The response at HQ has been minimal. In October, the British Athletic Federation gave their cross-country commission £30,000 towards preparation for the World Cross-Country Championships, stipulating - curiously - that it could not be used for warm-weather training. It was too little, too late.

"The Federation has put a pittance into cross-country," Martin said. "It has always been a breeding ground for future middle distance runners but there has not been enough appreciation of the undercurrents of how important it is in the long term.

"We used to be a fantastic nation of harriers. Now we are a nation of sprinters. And if you look at the performances in those two areas it is obvious that investment has had a lot to do with it.

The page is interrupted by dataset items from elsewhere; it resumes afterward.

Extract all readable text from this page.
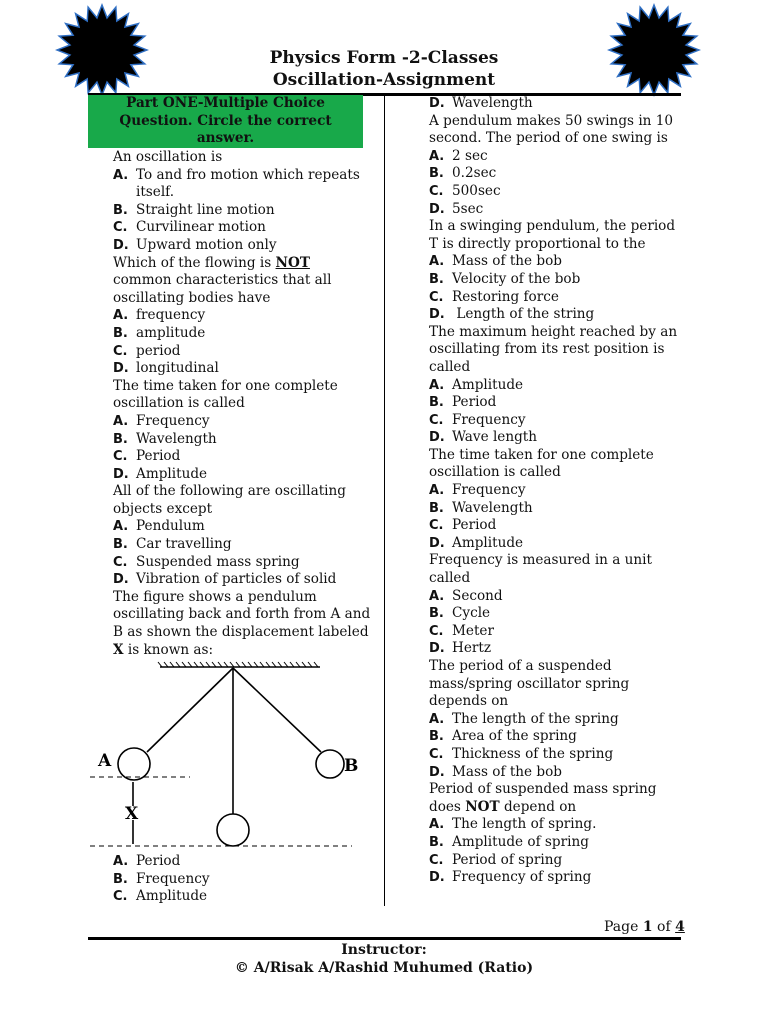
Physics Form -2-Classes
Oscillation-Assignment
Part ONE-Multiple Choice
Question. Circle the correct
answer.
An oscillation is
A. To and fro motion which repeats
itself.
B. Straight line motion
C. Curvilinear motion
D. Upward motion only
Which of the flowing is NOT
common characteristics that all
oscillating bodies have
A. frequency
B. amplitude
C. period
D. longitudinal
The time taken for one complete
oscillation is called
A. Frequency
B. Wavelength
C. Period
D. Amplitude
All of the following are oscillating
objects except
A. Pendulum
B. Car travelling
C. Suspended mass spring
D. Vibration of particles of solid
The figure shows a pendulum
oscillating back and forth from A and
B as shown the displacement labeled
X is known as:
A	B
X
A. Period
B. Frequency
C. Amplitude
D. Wavelength
A pendulum makes 50 swings in 10
second. The period of one swing is
A. 2 sec
B. 0.2sec
C. 500sec
D. 5sec
In a swinging pendulum, the period
T is directly proportional to the
A. Mass of the bob
B. Velocity of the bob
C. Restoring force
D. Length of the string
The maximum height reached by an
oscillating from its rest position is
called
A. Amplitude
B. Period
C. Frequency
D. Wave length
The time taken for one complete
oscillation is called
A. Frequency
B. Wavelength
C. Period
D. Amplitude
Frequency is measured in a unit
called
A. Second
B. Cycle
C. Meter
D. Hertz
The period of a suspended
mass/spring oscillator spring
depends on
A. The length of the spring
B. Area of the spring
C. Thickness of the spring
D. Mass of the bob
Period of suspended mass spring
does NOT depend on
A. The length of spring.
B. Amplitude of spring
C. Period of spring
D. Frequency of spring
Page 1 of 4
Instructor:
© A/Risak A/Rashid Muhumed (Ratio)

"We had a great chance to get British cross-country running back as a major force. The cross-country commission have used the money they were given by the Federation very fairly but they didn't have enough to spread around. I was always going to run at London this year. But I think for some of the other runners money would have tipped the balance."

Martin, however, does not believe that throwing money at the problem would provide a total solution. He, too, argues the case for a structured plan to co-ordinate the efforts of leading middle distance runners. Such attention might prevent a repetition of some of the apparent anomalies of this season - on the day of Britain's world cross-country trial, two leading Britons were competing in Milan.

The system of contracting athletes for competitions, which the BAF is planning to introduce this year, could make a difference to the standard of Britain's world cross-country team. "I think it should help," Stewart said.

Baldaro cast his gaze wistfully at Government-funded training groups operated with such recent success by countries such as Portugal and Spain. "Eventually we will have to grasp the nettle of matching what the Iberians are doing," he said. "Until we do, we are always going to be distant competitors."